Because $F_X$ need not be strictly increasing, one must use a sort of generalized inverse. Preferences vary with authors, but here is one example (the "right-continuous inverse"):
$$
F^{-1,+}_X(t):=\inf\{x: F_X(x)>t\}, \quad t\in[0,1],
$$
wherein $\inf\emptyset$ is understood to equal $1$.
For example, if $X$ has cdf
$$
F_X(x)=\cases{0,&$x<1$;\cr {1\over 3},&$1\le x<2$;\cr 1,&$x\ge 2$,\cr}
$$
then
$$
F^{-1,+}_X(t) =\cases{1,&$0\le t<{1\over 3}$;\cr 2,&${1\over 3}\le t\le 1$.\cr}
$$
In this case, if $U$ has the uniform distribution on $[0,1]$, then $F^{-1,+}(U)$ takes the value 1 with probability $1/3$ and the value 2 with probability $2/3$, so $F^{-1,+}(U)$ has the same distribution as $X$.
The "left-continuous inverse" $F^{-1,-}_X(t):=\sup\{x: F_X(x)\le t\}$ would work as well.
To acquire a solid comprehension of the technical definition of a random variable requires measure theory, which does require sigma algebras.

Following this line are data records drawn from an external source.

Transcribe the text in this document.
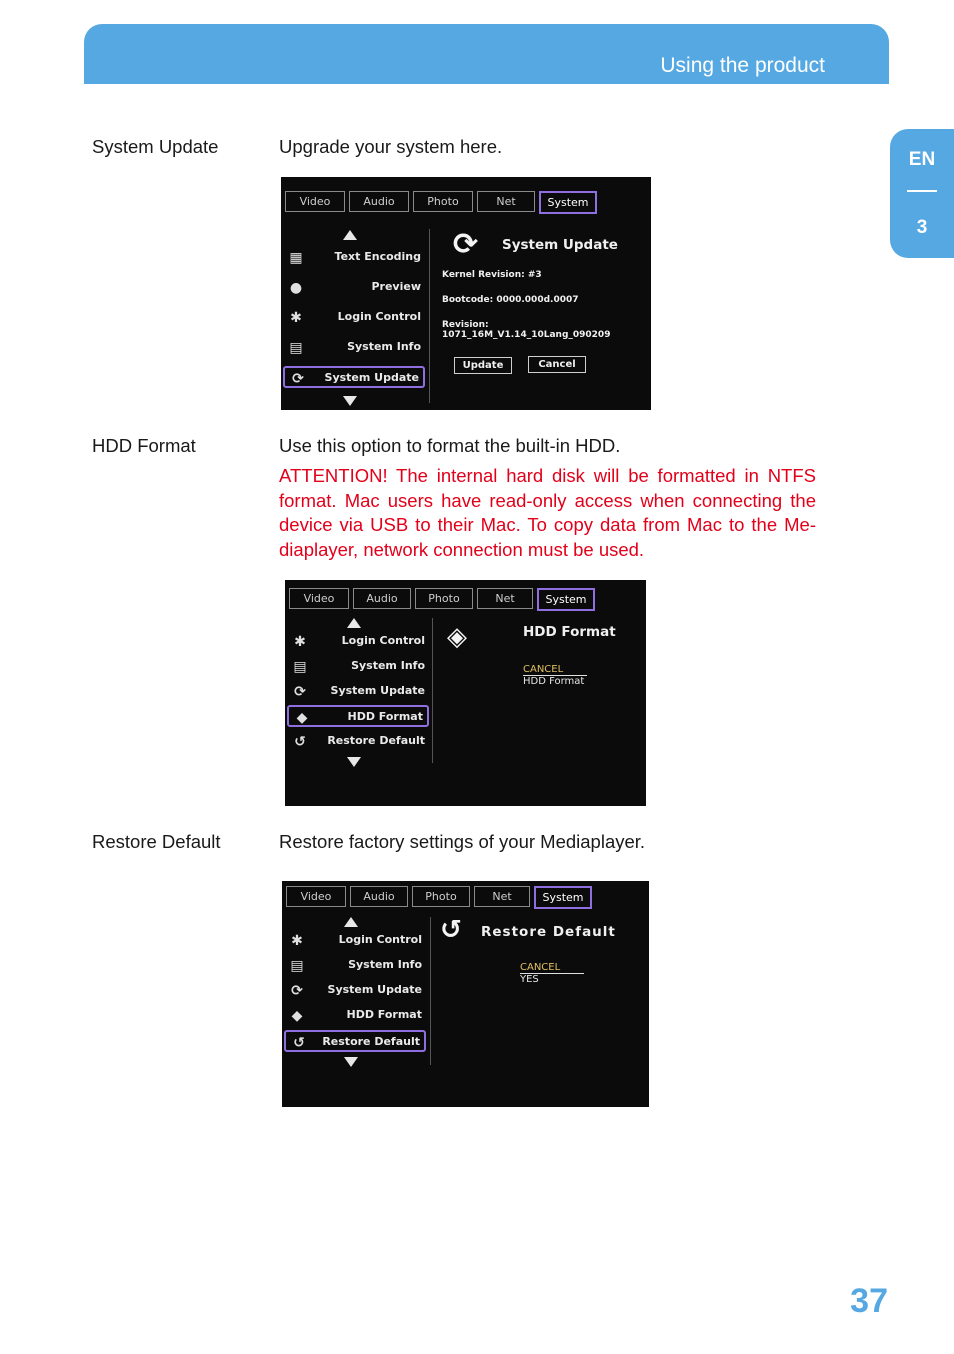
Using the product
EN
3
System Update	Upgrade your system here.
Video	Audio	Photo	Net	System
▦	Text Encoding
●	Preview
✱	Login Control
▤	System Info
⟳ System Update
⟳ System Update
Kernel Revision: #3
Bootcode: 0000.000d.0007
Revision: 1071_16M_V1.14_10Lang_090209
Update	Cancel
HDD Format	Use this option to format the built-in HDD.
ATTENTION! The internal hard disk will be formatted in NTFS format. Mac users have read-only access when connecting the device via USB to their Mac. To copy data from Mac to the Me-diaplayer, network connection must be used.
Video	Audio	Photo	Net	System
✱	Login Control
▤	System Info
⟳ System Update
◆	HDD Format
↺ Restore Default
◈	HDD Format
CANCEL
HDD Format
Restore Default	Restore factory settings of your Mediaplayer.
Video	Audio	Photo	Net	System
✱	Login Control
▤	System Info
⟳ System Update
◆	HDD Format
↺ Restore Default
↺ Restore Default
CANCEL
YES
37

I will try to give a relatively non-technical definition. First note that we require a set $\Omega$, called the sample space, which roughly contains everything that could possibly happen in our experiment. The elements $\omega \in \Omega$ are the individual outcomes that can occur.
A random variable is a function from $\Omega$ to $\mathbb R$ that has a special property that helps make rigorous probability theory work. (This special property is called being measurable, which you can look up if you want to.) So given any outcome of the experiment $\omega$, you get $X(\omega)$, which is a real number.
A CDF is a function $F(c) = P\big(\{\omega \in \Omega \colon X(\omega) \leq c \} \big)$, or more informally $P(X \leq c$), that gives the probability that the random variable $X$ is less than or equal to $c$. Specifically, the CDF is a function of $c$. (In formal probability theory, the CDF is the fundamental object from which pdfs and pmfs are derived.)
Aside: note that there is no randomness in the definition of a random variable. It's just a function.
Best Answer
Indeed, the symbol $F_X(X)$ is confusing.
A more proper way of expressing it:
Say we have two random variables $X, X'$, which are independent and have the same distribution, i.e. $F_X = F_{X'}$. We then define $Y = F_X(X')$, namely the function $F_X$ applied to the random variable $X'$.
We may calculate the distribution function of $Y$: \begin{eqnarray} F_Y(y) &=& P(Y \leq y)\\ &=& P(F_X(X') \leq y)\\ &=& P(X' \leq F_X^{-1}(y))\\ &=& F_{X'}(F_X^{-1}(y))\\ &=& F_X(F_X^{-1}(y))\\ &=& y. \end{eqnarray}
You will notice that the random variable $X'$ is kind of a dummy, which isn't very useful. In fact it doesn't really matter whether $X$ and $X'$ are independent or not, as we are only using $X$ to define its distribution function $F_X$.
Thus people tend to just write $F_X(X)$.